What You Should Know About Heuristics

Heuristics in Psychology are described as “judgmental shortcuts”, the idea being that they allow us to make decisions with less effort by simplifying the entire process. Heuristics are innate to us as humans, we use them without knowing we do.

Understanding them allows us to avoid these cognitive biases better than those who do not understand them, or those who aren’t even aware of their existence. Some Heuristics can be utilized consciously, and these ones are also very important.

Perfectionism is rampant in planning, so utilizing Heuristics like satisficing becomes an important, necessary skill in order to simply get started. In business, decision fatigue is a verifiable problem for the modern business owner. Additionally, some heuristics can also be useful for preventing decision fatigue.

Important Heuristics

Escalation of Commitment

This Heuristic is a well-known one. This is a phenomenon where people justify increasing investment (time, money) in a decision based on their prior decisions, and the investment made.

Obviously this is useful to know as sometimes investing more in to something isn’t always wise, but it is our natural tendency to do so.

Familiarity Heuristic

This Heuristic asserts that in situations where we are familiar, we tend to apply the same approach based on the knowledge that it worked previously.

I see this one all the time, the majority of people utilize this Heuristic all the time without knowing it. You can have success sticking to what has worked in the past, but eventually it will catch you out.

Things change, there are variables outside of your control, there’s chance. We fall into the trap of misunderstanding correlation vs causation.

I’ve seen some of the biggest names in my industry make terrible mistakes because of this heuristic that has either caused the results to not come, or be negative in nature.

Contagion Heuristic

This one is all about avoiding people, things or “whatever”, simply because you’ve had, or heard of a bad experience with ‘it’ in the past.

The idea is to prevent yourself from becoming contaminated, e.g. food that touches the ground is a common example of this.

In business this is bad because we might view a service provider, a strategy or person as “bad” merely because of past experience. Whether first-hand or second-hand.

Effort Heuristic

This Heuristic asserts that if we make more effort in gaining something, or creating something that it is inherently worth more.

In short this cognitive bias means that we are more likely to spend our money where we do not think we’ve made a lot of effort to attain it, or that something we’re selling is worth more than it actually is because we put a lot of effort in to creating it.

Avoiding this particular Heuristic is important as it lacks the objectivity that business often requires, and can lead to many poor decisions.

Fluency Heuristic

This one is how you get conned. When something is presented in a way that flows better, has a better “cadence” or is presented more confidently, you’re more likely to believe it whether it’s true or false.

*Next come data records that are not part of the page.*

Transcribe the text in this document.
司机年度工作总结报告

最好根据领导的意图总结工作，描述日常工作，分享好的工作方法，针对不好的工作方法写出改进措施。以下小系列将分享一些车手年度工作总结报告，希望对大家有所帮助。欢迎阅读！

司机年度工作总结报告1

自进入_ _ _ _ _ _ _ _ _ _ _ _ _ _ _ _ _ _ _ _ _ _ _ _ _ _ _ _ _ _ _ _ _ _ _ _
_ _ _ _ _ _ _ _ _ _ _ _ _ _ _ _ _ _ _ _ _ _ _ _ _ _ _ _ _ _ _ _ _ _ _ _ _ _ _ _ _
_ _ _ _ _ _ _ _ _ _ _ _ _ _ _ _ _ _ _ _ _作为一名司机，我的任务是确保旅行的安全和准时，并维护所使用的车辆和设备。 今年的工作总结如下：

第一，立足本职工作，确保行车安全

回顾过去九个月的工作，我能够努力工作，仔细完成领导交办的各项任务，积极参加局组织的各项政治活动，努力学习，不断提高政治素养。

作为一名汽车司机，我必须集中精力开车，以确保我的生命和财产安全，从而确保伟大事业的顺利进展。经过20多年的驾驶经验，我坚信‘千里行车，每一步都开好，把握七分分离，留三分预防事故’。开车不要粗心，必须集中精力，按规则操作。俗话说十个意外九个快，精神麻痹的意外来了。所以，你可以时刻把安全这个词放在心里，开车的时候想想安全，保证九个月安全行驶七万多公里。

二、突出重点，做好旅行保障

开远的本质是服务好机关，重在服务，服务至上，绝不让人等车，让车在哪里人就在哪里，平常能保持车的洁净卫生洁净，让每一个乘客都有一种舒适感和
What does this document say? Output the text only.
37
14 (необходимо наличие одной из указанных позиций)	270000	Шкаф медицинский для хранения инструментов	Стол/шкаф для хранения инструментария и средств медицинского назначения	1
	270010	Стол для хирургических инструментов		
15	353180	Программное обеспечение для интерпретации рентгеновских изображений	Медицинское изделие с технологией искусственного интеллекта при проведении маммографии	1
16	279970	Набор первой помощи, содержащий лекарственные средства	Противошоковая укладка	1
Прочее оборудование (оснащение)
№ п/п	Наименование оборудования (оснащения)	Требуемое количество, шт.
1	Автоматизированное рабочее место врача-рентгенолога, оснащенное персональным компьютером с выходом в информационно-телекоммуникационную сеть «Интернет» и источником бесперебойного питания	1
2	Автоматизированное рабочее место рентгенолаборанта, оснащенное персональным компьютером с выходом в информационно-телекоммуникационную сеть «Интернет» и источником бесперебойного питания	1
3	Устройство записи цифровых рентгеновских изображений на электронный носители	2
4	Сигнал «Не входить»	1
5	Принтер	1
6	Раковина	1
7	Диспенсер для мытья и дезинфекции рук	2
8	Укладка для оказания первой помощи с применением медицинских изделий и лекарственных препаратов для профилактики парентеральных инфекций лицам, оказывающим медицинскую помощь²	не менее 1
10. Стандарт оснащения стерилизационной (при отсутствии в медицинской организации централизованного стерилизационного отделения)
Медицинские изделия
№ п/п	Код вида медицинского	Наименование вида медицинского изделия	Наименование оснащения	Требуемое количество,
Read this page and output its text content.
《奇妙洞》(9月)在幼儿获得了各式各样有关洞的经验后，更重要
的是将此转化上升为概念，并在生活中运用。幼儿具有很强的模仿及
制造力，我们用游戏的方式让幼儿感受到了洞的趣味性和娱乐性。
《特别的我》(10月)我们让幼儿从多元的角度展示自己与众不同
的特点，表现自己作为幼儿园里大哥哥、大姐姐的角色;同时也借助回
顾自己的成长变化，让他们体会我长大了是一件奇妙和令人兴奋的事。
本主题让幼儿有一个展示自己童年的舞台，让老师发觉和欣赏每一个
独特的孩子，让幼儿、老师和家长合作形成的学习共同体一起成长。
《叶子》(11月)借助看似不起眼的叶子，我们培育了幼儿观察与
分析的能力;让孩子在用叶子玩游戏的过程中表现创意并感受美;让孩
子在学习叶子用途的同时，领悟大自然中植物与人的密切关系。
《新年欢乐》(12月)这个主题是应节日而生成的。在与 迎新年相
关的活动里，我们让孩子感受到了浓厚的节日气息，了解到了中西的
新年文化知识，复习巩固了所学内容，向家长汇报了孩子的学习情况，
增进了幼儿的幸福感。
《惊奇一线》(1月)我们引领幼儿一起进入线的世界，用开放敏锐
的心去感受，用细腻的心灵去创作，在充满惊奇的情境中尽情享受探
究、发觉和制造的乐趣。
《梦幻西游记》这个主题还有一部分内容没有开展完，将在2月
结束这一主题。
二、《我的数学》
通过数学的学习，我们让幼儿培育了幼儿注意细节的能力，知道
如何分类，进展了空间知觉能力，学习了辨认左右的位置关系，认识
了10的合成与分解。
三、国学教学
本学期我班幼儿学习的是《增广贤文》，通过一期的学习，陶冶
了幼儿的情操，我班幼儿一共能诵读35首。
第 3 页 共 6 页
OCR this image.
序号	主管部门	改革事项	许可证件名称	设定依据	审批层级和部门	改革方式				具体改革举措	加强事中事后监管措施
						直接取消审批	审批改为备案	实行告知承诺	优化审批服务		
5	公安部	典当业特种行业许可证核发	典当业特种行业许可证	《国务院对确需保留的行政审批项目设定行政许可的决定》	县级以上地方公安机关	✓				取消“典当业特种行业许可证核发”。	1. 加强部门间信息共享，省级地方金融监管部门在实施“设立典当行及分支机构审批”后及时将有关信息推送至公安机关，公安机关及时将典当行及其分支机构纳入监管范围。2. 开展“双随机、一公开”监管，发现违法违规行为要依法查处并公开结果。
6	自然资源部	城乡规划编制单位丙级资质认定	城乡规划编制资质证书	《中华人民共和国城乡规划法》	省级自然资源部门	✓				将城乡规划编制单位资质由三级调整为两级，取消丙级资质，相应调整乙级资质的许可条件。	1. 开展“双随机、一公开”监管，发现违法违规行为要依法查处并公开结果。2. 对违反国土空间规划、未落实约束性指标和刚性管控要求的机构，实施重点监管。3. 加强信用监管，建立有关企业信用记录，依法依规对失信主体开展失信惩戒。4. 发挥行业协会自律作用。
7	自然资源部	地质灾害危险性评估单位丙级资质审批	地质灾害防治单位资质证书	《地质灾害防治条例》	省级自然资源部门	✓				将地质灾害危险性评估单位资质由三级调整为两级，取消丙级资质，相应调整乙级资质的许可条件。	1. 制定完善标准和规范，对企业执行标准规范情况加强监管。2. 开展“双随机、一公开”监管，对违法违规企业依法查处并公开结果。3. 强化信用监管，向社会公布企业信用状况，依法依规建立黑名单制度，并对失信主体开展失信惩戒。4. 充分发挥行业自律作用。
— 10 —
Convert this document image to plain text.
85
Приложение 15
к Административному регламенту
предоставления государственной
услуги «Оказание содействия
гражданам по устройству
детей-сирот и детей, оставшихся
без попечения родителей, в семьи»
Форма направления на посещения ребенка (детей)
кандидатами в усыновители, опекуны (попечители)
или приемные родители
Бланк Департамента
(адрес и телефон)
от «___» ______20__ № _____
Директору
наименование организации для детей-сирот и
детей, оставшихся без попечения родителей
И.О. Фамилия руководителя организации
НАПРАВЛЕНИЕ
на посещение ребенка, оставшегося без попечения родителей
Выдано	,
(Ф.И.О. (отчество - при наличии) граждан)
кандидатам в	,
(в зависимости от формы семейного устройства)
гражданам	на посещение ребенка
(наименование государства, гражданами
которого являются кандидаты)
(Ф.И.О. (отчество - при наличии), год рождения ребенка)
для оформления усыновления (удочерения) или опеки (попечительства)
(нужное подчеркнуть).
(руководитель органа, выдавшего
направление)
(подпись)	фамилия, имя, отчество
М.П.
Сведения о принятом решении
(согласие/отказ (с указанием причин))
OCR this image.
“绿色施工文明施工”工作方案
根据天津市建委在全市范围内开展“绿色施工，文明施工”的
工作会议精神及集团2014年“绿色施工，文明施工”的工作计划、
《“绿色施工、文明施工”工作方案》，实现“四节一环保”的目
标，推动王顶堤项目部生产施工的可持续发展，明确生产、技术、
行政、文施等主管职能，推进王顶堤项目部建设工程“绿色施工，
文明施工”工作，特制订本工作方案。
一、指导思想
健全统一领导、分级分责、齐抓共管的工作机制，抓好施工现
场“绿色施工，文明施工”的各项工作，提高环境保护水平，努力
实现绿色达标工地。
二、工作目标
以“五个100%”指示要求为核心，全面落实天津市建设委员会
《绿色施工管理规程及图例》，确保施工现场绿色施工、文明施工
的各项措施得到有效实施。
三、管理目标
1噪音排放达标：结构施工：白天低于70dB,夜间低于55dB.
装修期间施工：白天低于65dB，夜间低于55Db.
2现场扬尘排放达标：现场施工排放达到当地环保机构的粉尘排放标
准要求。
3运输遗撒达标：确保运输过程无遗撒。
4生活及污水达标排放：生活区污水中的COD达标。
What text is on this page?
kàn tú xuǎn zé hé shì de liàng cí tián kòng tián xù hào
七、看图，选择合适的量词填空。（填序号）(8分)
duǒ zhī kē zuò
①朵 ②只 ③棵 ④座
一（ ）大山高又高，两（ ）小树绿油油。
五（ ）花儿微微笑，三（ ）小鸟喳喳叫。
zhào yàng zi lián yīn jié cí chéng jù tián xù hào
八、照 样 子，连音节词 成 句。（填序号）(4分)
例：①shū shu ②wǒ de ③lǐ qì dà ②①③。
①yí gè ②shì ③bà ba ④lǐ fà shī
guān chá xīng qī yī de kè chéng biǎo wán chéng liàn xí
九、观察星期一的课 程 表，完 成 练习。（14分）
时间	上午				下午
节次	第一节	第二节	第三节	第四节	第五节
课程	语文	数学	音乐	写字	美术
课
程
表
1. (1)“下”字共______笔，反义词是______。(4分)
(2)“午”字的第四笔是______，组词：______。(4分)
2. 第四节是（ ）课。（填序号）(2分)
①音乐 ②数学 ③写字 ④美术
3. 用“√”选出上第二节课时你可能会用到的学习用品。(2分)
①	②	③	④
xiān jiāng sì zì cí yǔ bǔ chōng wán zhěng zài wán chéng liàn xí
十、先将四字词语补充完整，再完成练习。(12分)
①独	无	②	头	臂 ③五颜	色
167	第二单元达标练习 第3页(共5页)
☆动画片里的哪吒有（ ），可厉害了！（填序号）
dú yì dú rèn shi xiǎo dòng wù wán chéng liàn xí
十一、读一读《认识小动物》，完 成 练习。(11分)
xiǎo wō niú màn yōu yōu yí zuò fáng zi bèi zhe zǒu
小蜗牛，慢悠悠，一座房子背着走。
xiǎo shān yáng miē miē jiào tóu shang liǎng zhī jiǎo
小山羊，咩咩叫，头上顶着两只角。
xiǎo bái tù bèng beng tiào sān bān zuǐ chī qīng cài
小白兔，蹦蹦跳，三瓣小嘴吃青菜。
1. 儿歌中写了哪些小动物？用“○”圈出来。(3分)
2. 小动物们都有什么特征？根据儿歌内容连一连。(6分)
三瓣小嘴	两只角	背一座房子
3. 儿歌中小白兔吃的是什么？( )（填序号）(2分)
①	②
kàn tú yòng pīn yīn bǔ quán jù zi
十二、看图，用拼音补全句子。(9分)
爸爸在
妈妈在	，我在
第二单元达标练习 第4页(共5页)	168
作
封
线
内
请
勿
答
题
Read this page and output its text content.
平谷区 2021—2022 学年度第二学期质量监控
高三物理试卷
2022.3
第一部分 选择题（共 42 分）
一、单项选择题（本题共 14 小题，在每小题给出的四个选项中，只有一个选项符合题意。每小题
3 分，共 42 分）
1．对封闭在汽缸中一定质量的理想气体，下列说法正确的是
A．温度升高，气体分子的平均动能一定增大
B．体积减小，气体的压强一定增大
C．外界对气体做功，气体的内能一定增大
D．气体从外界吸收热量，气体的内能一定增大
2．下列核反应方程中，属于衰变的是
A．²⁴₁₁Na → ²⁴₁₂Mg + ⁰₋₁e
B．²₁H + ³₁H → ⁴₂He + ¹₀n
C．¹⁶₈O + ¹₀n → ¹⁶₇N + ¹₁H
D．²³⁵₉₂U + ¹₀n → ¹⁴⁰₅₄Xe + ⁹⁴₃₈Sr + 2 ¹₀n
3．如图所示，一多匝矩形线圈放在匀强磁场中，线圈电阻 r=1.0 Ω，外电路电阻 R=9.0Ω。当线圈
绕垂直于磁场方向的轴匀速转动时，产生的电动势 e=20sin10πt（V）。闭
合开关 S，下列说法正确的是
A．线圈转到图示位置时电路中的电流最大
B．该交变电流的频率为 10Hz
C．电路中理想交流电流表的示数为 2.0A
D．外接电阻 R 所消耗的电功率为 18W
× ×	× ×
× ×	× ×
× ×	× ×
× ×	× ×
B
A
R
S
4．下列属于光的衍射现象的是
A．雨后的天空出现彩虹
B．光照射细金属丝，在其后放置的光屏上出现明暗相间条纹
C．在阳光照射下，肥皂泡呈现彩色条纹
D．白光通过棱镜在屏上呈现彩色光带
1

This is why people spend so much money on better writers, copywriters and speakers for their websites, marketing and events.

This can be utilized for your own business in the sense that you can understand that better presented arguments will make you more money, but it equally means that you can be convinced by ideas that might be false just because someone is particularly smooth.

Similarity Heuristic

This Heuristic is all about how we view “similar” things in a way that is based off of other similar things we’ve viewed or experienced.

This Heuristic is used in marketing to promote products and services especially, by comparing your own product or service to another, “but better”, is how people are sold. The Similarity between the two creates those positive associations you have of the other brand, and creates an instant trust or connection with the new brand.

The more similar the situation or the message to the previous good one, the more powerful this becomes. So it’s all to do with repeating positive experiences, and avoiding the negative ones.

It simplifies this decision making, but in so doing, creates a mechanism which is easily manipulated.

Availability Heuristic

If something is easily recalled, we tend to value it favorably to alternative options. Regardless of the merits of those other options.

Basically the first thing that comes to mind is usually the option we will take, so avoiding this is paramount to make the best decision possible. Being aware of the availability heuristic allows you to attempt to make better decisions.